The key transformation becomes:
[(−9,101), (−7,103), (−7,102)]
After sorting, the equal score group 7 is ordered by ID, producing 102 before 103. The final output is [[101,4,1],[102,1,5],[103,1,5]].
Complexity Analysis
| Measure | Complexity | Explanation |
|---|---|---|
| Time | O(n log n) | Dominated by sorting n threats using a custom comparator or key |
| Space | O(n) | Additional storage for decorated structures used during sorting |
The computation of scores is linear, but sorting dominates overall runtime. The auxiliary space is linear due to storing decorated tuples or structs alongside the original input references.
Test Cases
# provided example 1
assert Solution().sortThreats([[101,2,3],[102,3,2],[103,3,3]]) == [[103,3,3],[102,3,2],[101,2,3]]
# provided example 2
assert Solution().sortThreats([[101,4,1],[103,1,5],[102,1,5]]) == [[101,4,1],[102,1,5],[103,1,5]]
# single element
assert Solution().sortThreats([[1,10,10]]) == [[1,10,10]]
# all equal score, tie-break by ID
assert Solution().sortThreats([[3,1,1],[1,1,1],[2,1,1]]) == [[1,1,1],[2,1,1],[3,1,1]]

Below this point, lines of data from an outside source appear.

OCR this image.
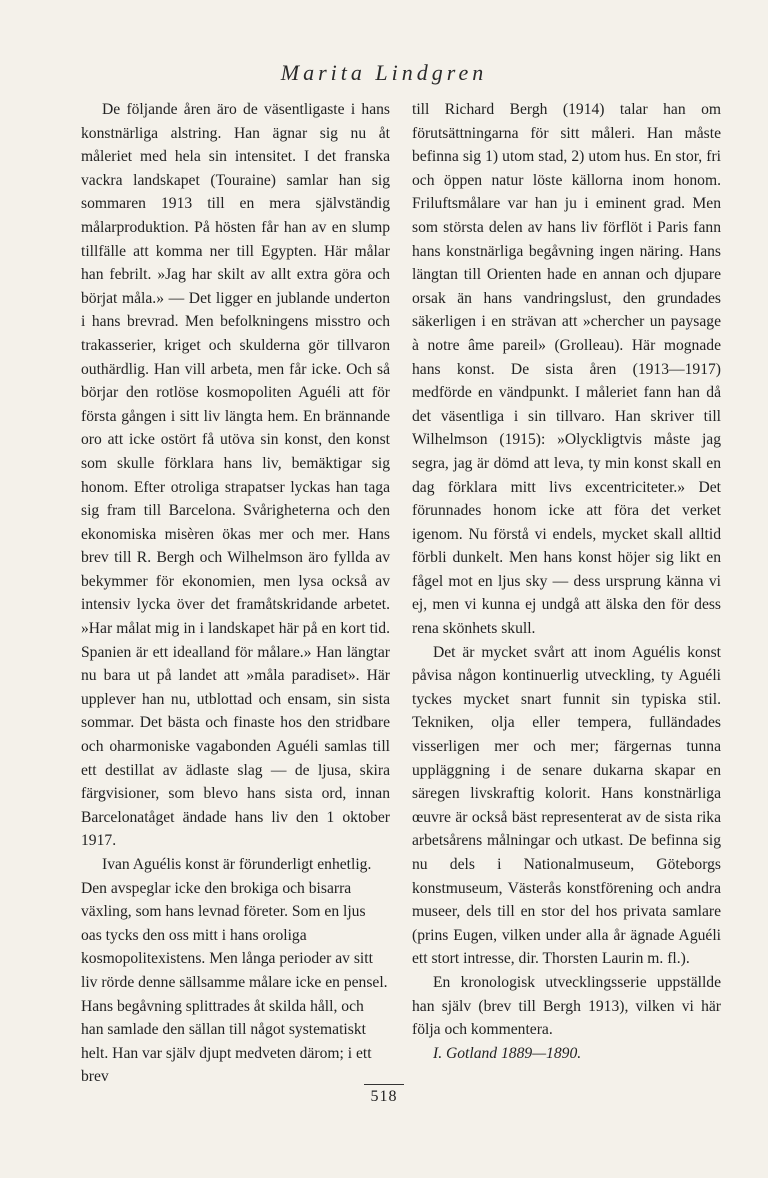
Marita Lindgren

De följande åren äro de väsentligaste i hans konstnärliga alstring. Han ägnar sig nu åt måleriet med hela sin intensitet. I det franska vackra landskapet (Touraine) samlar han sig sommaren 1913 till en mera självständig målarproduktion. På hösten får han av en slump tillfälle att komma ner till Egypten. Här målar han febrilt. »Jag har skilt av allt extra göra och börjat måla.» — Det ligger en jublande underton i hans brevrad. Men befolkningens misstro och trakasserier, kriget och skulderna gör tillvaron outhärdlig. Han vill arbeta, men får icke. Och så börjar den rotlöse kosmopoliten Aguéli att för första gången i sitt liv längta hem. En brännande oro att icke ostört få utöva sin konst, den konst som skulle förklara hans liv, bemäktigar sig honom. Efter otroliga strapatser lyckas han taga sig fram till Barcelona. Svårigheterna och den ekonomiska misèren ökas mer och mer. Hans brev till R. Bergh och Wilhelmson äro fyllda av bekymmer för ekonomien, men lysa också av intensiv lycka över det framåtskridande arbetet. »Har målat mig in i landskapet här på en kort tid. Spanien är ett idealland för målare.» Han längtar nu bara ut på landet att »måla paradiset». Här upplever han nu, utblottad och ensam, sin sista sommar. Det bästa och finaste hos den stridbare och oharmoniske vagabonden Aguéli samlas till ett destillat av ädlaste slag — de ljusa, skira färgvisioner, som blevo hans sista ord, innan Barcelonatåget ändade hans liv den 1 oktober 1917.

Ivan Aguélis konst är förunderligt enhetlig. Den avspeglar icke den brokiga och bisarra växling, som hans levnad företer. Som en ljus oas tycks den oss mitt i hans oroliga kosmopolitexistens. Men långa perioder av sitt liv rörde denne sällsamme målare icke en pensel. Hans begåvning splittrades åt skilda håll, och han samlade den sällan till något systematiskt helt. Han var själv djupt medveten därom; i ett brev

till Richard Bergh (1914) talar han om förutsättningarna för sitt måleri. Han måste befinna sig 1) utom stad, 2) utom hus. En stor, fri och öppen natur löste källorna inom honom. Friluftsmålare var han ju i eminent grad. Men som största delen av hans liv förflöt i Paris fann hans konstnärliga begåvning ingen näring. Hans längtan till Orienten hade en annan och djupare orsak än hans vandringslust, den grundades säkerligen i en strävan att »chercher un paysage à notre âme pareil» (Grolleau). Här mognade hans konst. De sista åren (1913—1917) medförde en vändpunkt. I måleriet fann han då det väsentliga i sin tillvaro. Han skriver till Wilhelmson (1915): »Olyckligtvis måste jag segra, jag är dömd att leva, ty min konst skall en dag förklara mitt livs excentriciteter.» Det förunnades honom icke att föra det verket igenom. Nu förstå vi endels, mycket skall alltid förbli dunkelt. Men hans konst höjer sig likt en fågel mot en ljus sky — dess ursprung känna vi ej, men vi kunna ej undgå att älska den för dess rena skönhets skull.

Det är mycket svårt att inom Aguélis konst påvisa någon kontinuerlig utveckling, ty Aguéli tyckes mycket snart funnit sin typiska stil. Tekniken, olja eller tempera, fulländades visserligen mer och mer; färgernas tunna uppläggning i de senare dukarna skapar en säregen livskraftig kolorit. Hans konstnärliga œuvre är också bäst representerat av de sista rika arbetsårens målningar och utkast. De befinna sig nu dels i Nationalmuseum, Göteborgs konstmuseum, Västerås konstförening och andra museer, dels till en stor del hos privata samlare (prins Eugen, vilken under alla år ägnade Aguéli ett stort intresse, dir. Thorsten Laurin m. fl.).

En kronologisk utvecklingsserie uppställde han själv (brev till Bergh 1913), vilken vi här följa och kommentera.

I. Gotland 1889—1890.

518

# large severity difference
assert Solution().sortThreats([[1,1,100],[2,50,1]]) == [[2,50,1],[1,1,100]]
| Test | Why |
|---|---|
| two provided examples | validates core sorting logic and tie-breaking |
| single element | ensures base case correctness |
| identical scores different IDs | validates tie-break rule |
| large severity vs exploitability mix | ensures correct score computation dominance |
Edge Cases
One important edge case is when all threats produce identical scores. In this situation, the algorithm must rely entirely on ID ordering. Because the comparator explicitly uses ID as the secondary key, the result remains deterministic and correct.
Another edge case is a single-element input. Since sorting a single element is trivial, the algorithm should simply return the same list. Both implementations naturally handle this without special casing because sorting and iteration are safe on length-one arrays.
A further edge case involves very large input sizes up to 100,000 elements. This stresses performance and makes O(n^2) approaches infeasible. The chosen O(n log n) sorting-based solution remains efficient and within typical constraints.
A final subtle edge case is numerical magnitude. Since severity and exploitability can be as large as 10^9, the computed score can reach 2 × 10^9 + 10^9, which is still safely within Python’s integer range and Go’s 64-bit integer capacity when using default int on most modern platforms.